Last updated: April 5, 2026

Who we are

Outreachbox is a CRM tool built for LinkedIn. It is developed and operated by Rajorshee Biswas, trading as Indievalley, based in India. When this policy says "we", "us", or "Outreachbox", it refers to Rajorshee Biswas / Indievalley.

If you have any questions, reach out at support@outreachbox.co.

What data we collect

We collect two types of data:

  • Account data — your name, email address, and authentication method (email/password or Google OAuth) when you sign up.
  • LinkedIn lead data — when you use the Outreachbox Chrome extension on LinkedIn, it can capture publicly visible information from LinkedIn profiles you choose to save: name, job title, location, company, and profile URL. This data is sent to our servers and stored in your account so you can manage it as part of your pipeline.

We do not scrape LinkedIn automatically or in the background. Data is only captured when you explicitly trigger it from the extension.

Users are responsible for ensuring their use of Outreachbox complies with LinkedIn's own Terms of Service.

How we use your data

  • To provide the core functionality of Outreachbox — your CRM, pipeline, and outreach tools.
  • To authenticate you and keep your account secure.
  • To understand how the product is used so we can improve it (via PostHog analytics).
  • To process payments through Polar. We never see or store your payment card details.

We do not sell your data. We do not use it for advertising. We do not share it with anyone beyond the services required to run Outreachbox (listed below).

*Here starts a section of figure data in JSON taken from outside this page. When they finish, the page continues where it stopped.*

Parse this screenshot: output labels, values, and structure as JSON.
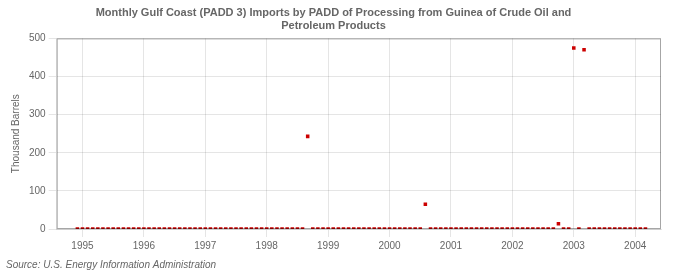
{
  "chart_data": {
    "type": "scatter",
    "title": "Monthly Gulf Coast (PADD 3) Imports by PADD of Processing from Guinea of Crude Oil and\nPetroleum Products",
    "y_label": "Thousand Barrels",
    "annotation": "Source: U.S. Energy Information Administration",
    "color": "#cc0000",
    "marker": "square",
    "grid": true,
    "xlim": [
      1994.58,
      2004.42
    ],
    "ylim": [
      0,
      500
    ],
    "xticks": [
      1995,
      1996,
      1997,
      1998,
      1999,
      2000,
      2001,
      2002,
      2003,
      2004
    ],
    "yticks": [
      0,
      100,
      200,
      300,
      400,
      500
    ],
    "x": [
      1994.917,
      1995.0,
      1995.083,
      1995.167,
      1995.25,
      1995.333,
      1995.417,
      1995.5,
      1995.583,
      1995.667,
      1995.75,
      1995.833,
      1995.917,
      1996.0,
      1996.083,
      1996.167,
      1996.25,
      1996.333,
      1996.417,
      1996.5,
      1996.583,
      1996.667,
      1996.75,
      1996.833,
      1996.917,
      1997.0,
      1997.083,
      1997.167,
      1997.25,
      1997.333,
      1997.417,
      1997.5,
      1997.583,
      1997.667,
      1997.75,
      1997.833,
      1997.917,
      1998.0,
      1998.083,
      1998.167,
      1998.25,
      1998.333,
      1998.417,
      1998.5,
      1998.583,
      1998.667,
      1998.75,
      1998.833,
      1998.917,
      1999.0,
      1999.083,
      1999.167,
      1999.25,
      1999.333,
      1999.417,
      1999.5,
      1999.583,
      1999.667,
      1999.75,
      1999.833,
      1999.917,
      2000.0,
      2000.083,
      2000.167,
      2000.25,
      2000.333,
      2000.417,
      2000.5,
      2000.583,
      2000.667,
      2000.75,
      2000.833,
      2000.917,
      2001.0,
      2001.083,
      2001.167,
      2001.25,
      2001.333,
      2001.417,
      2001.5,
      2001.583,
      2001.667,
      2001.75,
      2001.833,
      2001.917,
      2002.0,
      2002.083,
      2002.167,
      2002.25,
      2002.333,
      2002.417,
      2002.5,
      2002.583,
      2002.667,
      2002.75,
      2002.833,
      2002.917,
      2003.0,
      2003.083,
      2003.167,
      2003.25,
      2003.333,
      2003.417,
      2003.5,
      2003.583,
      2003.667,
      2003.75,
      2003.833,
      2003.917,
      2004.0,
      2004.083,
      2004.167
    ],
    "values": [
      0,
      0,
      0,
      0,
      0,
      0,
      0,
      0,
      0,
      0,
      0,
      0,
      0,
      0,
      0,
      0,
      0,
      0,
      0,
      0,
      0,
      0,
      0,
      0,
      0,
      0,
      0,
      0,
      0,
      0,
      0,
      0,
      0,
      0,
      0,
      0,
      0,
      0,
      0,
      0,
      0,
      0,
      0,
      0,
      0,
      243,
      0,
      0,
      0,
      0,
      0,
      0,
      0,
      0,
      0,
      0,
      0,
      0,
      0,
      0,
      0,
      0,
      0,
      0,
      0,
      0,
      0,
      0,
      65,
      0,
      0,
      0,
      0,
      0,
      0,
      0,
      0,
      0,
      0,
      0,
      0,
      0,
      0,
      0,
      0,
      0,
      0,
      0,
      0,
      0,
      0,
      0,
      0,
      0,
      14,
      0,
      0,
      475,
      0,
      470,
      0,
      0,
      0,
      0,
      0,
      0,
      0,
      0,
      0,
      0,
      0,
      0
    ]
  }
}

Third-party services we use

  • Supabase — our database and authentication provider. All your data is stored and authenticated through Supabase, which uses industry-standard encryption at rest and in transit.
  • PostHog — product analytics. We use this to see which features are used and how users navigate the product. No personally identifiable data is sent unless you are logged in, and even then it is pseudonymous.
  • Polar — handles subscription payments. We receive confirmation of your plan status but never your card details.

Data storage and security

Your account and lead data is stored in Supabase with encryption at rest and in transit. We follow secure development practices and keep dependencies up to date. No system is perfectly secure — if you ever notice anything suspicious, please email us immediately. In the event of a data breach, we will notify affected users within 72 hours of becoming aware.

The Outreachbox Chrome extension uses chrome.storage (Chrome's built-in extension storage API) to persist your session state and local preferences on your device. This data stays on your device and is not transmitted to our servers beyond what is necessary for authentication and sync.

Your rights

You can, at any time:

  • Request a copy of the data we hold about you.
  • Ask us to correct any inaccurate data.
  • Delete your account — when you do, all your data is permanently deleted from our systems.

To exercise any of these, email us at support@outreachbox.co.

Data retention

We retain your data for as long as your account is active. When you delete your account, we delete your data. There is no retention period — it goes when you go.

GDPR — EEA users

If you are located in the European Economic Area (EEA), you have additional rights under the General Data Protection Regulation (GDPR):

  • Legal basis for processing. We process your data on the basis of contract performance (to provide the service you signed up for) and legitimate interests (product analytics to improve the service).
  • Right to erasure. You can request deletion of all personal data we hold about you at any time.
  • Right to portability. You can request an export of your data in a machine-readable format.
  • Right to object. You can object to processing based on legitimate interests at any time.
  • Right to lodge a complaint. You have the right to lodge a complaint with your local data protection authority.

To exercise any GDPR right, email support@outreachbox.co. We will respond within 30 days.

Governing law

This policy and any disputes arising from it are governed by the laws of India, including the Information Technology Act, 2000 and applicable rules thereunder. If you are an EEA user, nothing in this clause affects your statutory rights under GDPR or the laws of your country of residence.

Changes to this policy

If we make meaningful changes to this policy, we will update the date at the top and, for significant changes, notify you by email. Continued use of Outreachbox after changes means you accept the updated policy.